I also didn’t know that there are many kinds of mental illness and not one treatment fits all. The treatment my mother received helped in the short term but ultimately ended up stealing her from me. She was given a high dose of an anti-psychotic drug, this is what I believe gave her the psychiatric ward shuffle and the Rip Van Winkle sleep pattern. Back then the sick brain was more of a mystery than it is today. Fortunately a great amount of research has been done and new medications developed to help lift that turbulent storm cloud that follows so many people like my mother. Her depression was immobilizing and made her living unbearable while her mania was exhilarating and powerful.
Some mentally ill people seek out drugs and/or alcohol to ease their suffering. My mother chose religion. Religion was her drug of choice. The neighbors, not believing in psychiatry or psychiatric medicines, diagnosed my mother as being possessed with the Devil, the only logical explanation.

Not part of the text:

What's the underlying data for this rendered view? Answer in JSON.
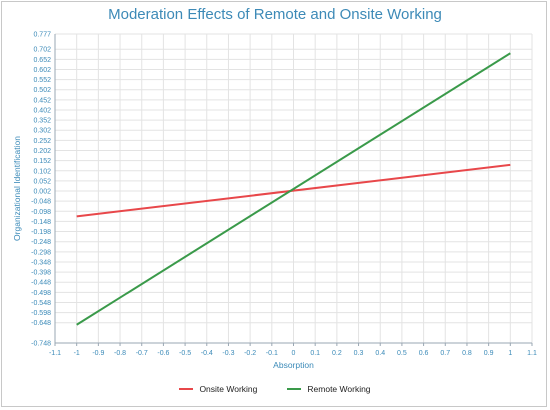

Sadly, she was convinced that the neighbors were right and plunged herself deeper into her self-medication. The dark cumulus nimbus clouds appeared once again and everything became dark and overcast, my brother-in-law was increasingly stressed although completely in control and strong. My presence was not helping, I was 15 what did I know about taking care of a baby. And I was certainly not interested in taking care of my mother and a baby. I could help no one. Frightened with the idea of being possessed, my mother had her fourth “nervous breakdown”. The gusty winds that traveled with her storm clouds seemed to carry her sweet soul away. My brother-in-law decided he didn’t need any more “help” and we disappeared.